Saturday, March 27, 2010


Who is this beautiful, wonderful child? How did I stumble upon a life in which this amazing little person slips her hand into mine and yells "Yay! It's a beautiful day!" She's weird and silly, serious and attentive, observant and absolutely given to the world of imagination.

She is a poet. She tells her her hands are kissing each other in her sweatshirt pocket. She gazes up at the kite we are flying and tells me the birds will be happier now. She cups my face in her two hands and gazes lovingly into my eyes -- with a grown-up kind of wisdom -- and says, "I love you, my mommy. I DO."

Her imagination is a whole world. I bask in the innocence of it, the intensity of it. She tests out ideas: "Maybe, when we catch the leprechaun," (her older brother and sister were making a leprechaun trap the night before St. Patrick's Day), "we can cut him up and eat him?" She consoles herself: when Ali shows up at the dentist, where TK is trembling in the chair because the dentist holds a drill and is talking about getting rid of the brown spot on TK's teeth, TK lets herself fall entirely into Ali's story that this dentist appointment is actually for Purple (TK's beloved little stuffed creature, who has just two prominent and very yellow teeth). In an attempt to make Purple feel better, TK agrees to let the dentist drill. Ali dutifully pretends to drill Purple's tooth.

For a sensible, rule-following little girl, TK's imagination knows few boundaries. She asks sometimes, "But is it REAL?", but she whole-heartedly believes in fairies, in gods and goddesses, in monsters, in the ability of her stuffed animals to talk and feel and listen, in magic. I revel in her widened eyes. I love to tell her stories at night -- I love the way she follows the narrative (better than many of my middle schoolers, better than some adults), the way she wants to talk about it afterwards. One night, I told her a story about a magic door that let us into my grandma's house, where TK got to meet my grandma (who died several years ago). The next morning, TK asked, "When the magic door opens again, we could have a cookie, right?"

Each morning, we talk to the "friends" -- the crowd of stuffed animals TK gathers close to her at night, carries out with her when she wakes in the morning, puts to bed at night. Each night, a different friend has a sorrow -- we are doctor and assistant, interviewing the small stuffed animal, delving into his/her issues (I do all the voices). When we go out during the day -- to school, or for a walk, or to the store -- TK tells me what the friends are doing -- why they can't come, too. Today, they were watching a movie; sometimes they are at the pool.

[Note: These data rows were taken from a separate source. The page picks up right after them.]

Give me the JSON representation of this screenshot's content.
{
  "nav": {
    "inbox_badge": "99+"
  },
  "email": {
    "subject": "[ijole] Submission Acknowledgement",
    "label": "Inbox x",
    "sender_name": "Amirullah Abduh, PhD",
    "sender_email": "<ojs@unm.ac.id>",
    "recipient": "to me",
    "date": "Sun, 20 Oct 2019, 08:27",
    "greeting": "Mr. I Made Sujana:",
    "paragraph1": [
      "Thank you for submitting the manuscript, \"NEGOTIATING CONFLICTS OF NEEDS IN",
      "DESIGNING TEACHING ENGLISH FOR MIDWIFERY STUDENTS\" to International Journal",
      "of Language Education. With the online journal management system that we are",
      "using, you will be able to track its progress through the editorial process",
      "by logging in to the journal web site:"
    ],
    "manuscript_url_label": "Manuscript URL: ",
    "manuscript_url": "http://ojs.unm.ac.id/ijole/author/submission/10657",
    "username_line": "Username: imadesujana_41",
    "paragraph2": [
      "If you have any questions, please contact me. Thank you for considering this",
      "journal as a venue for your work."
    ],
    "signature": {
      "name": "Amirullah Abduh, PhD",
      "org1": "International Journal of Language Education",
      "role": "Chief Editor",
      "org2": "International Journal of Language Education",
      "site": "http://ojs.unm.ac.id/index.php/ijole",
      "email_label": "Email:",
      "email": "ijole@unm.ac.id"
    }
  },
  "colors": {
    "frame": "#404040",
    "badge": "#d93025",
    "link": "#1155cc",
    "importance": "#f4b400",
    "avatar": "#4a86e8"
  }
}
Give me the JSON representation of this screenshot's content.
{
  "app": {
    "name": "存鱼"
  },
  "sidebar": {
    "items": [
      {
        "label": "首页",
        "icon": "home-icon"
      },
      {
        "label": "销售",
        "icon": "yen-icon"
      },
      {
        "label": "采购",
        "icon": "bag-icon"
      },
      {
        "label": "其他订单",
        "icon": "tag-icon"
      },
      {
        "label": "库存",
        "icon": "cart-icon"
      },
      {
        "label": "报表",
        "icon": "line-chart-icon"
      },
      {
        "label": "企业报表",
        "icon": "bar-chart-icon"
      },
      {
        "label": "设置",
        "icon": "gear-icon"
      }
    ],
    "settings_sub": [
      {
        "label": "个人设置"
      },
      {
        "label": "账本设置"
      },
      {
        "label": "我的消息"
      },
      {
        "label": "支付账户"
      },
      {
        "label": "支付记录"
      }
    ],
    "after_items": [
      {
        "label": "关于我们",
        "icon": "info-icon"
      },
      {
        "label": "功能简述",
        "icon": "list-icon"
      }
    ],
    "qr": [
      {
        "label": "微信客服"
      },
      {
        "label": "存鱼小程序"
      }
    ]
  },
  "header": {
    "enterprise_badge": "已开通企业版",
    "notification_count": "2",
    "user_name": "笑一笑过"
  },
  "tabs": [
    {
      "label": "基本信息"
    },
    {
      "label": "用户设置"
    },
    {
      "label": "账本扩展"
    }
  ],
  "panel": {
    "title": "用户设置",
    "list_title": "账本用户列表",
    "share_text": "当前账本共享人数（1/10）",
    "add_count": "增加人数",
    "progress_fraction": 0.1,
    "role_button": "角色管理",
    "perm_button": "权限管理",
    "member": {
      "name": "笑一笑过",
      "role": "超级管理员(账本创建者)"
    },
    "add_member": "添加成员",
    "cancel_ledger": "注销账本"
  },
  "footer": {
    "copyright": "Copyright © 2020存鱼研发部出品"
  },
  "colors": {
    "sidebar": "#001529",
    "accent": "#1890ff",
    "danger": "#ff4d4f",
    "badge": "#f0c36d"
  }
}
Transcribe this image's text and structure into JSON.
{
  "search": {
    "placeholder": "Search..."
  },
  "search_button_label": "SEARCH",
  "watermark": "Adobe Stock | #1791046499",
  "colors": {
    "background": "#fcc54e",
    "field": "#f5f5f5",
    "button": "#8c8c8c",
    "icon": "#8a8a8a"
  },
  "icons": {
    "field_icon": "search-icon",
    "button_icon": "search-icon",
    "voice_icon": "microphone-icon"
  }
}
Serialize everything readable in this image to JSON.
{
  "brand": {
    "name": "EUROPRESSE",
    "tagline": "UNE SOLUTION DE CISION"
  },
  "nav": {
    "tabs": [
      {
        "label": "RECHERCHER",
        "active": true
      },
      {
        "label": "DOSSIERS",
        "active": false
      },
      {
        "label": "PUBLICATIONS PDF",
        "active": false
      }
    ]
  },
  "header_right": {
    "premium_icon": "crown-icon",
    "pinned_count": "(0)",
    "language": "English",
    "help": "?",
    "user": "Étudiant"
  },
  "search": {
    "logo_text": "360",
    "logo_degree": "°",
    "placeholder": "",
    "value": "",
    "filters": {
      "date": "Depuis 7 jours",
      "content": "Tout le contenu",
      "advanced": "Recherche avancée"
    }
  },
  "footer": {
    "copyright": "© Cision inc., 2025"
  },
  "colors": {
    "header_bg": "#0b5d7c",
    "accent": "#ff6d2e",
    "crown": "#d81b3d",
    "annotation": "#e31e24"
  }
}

I'm not capturing her essence in these words. My words fail me. She laughs, and I think I have never heard a sweeter sound. She tells rambling, random stories -- attempting the narrative structure of her older siblings and of her two mothers -- and I love every silly word. "We are full of sillinesses!" she proclaims, and I want to just hug her close and love her and be amazed forever. She reminds me to imagine more, to laugh more, to spread my arms more to the world and proclaim its beauty.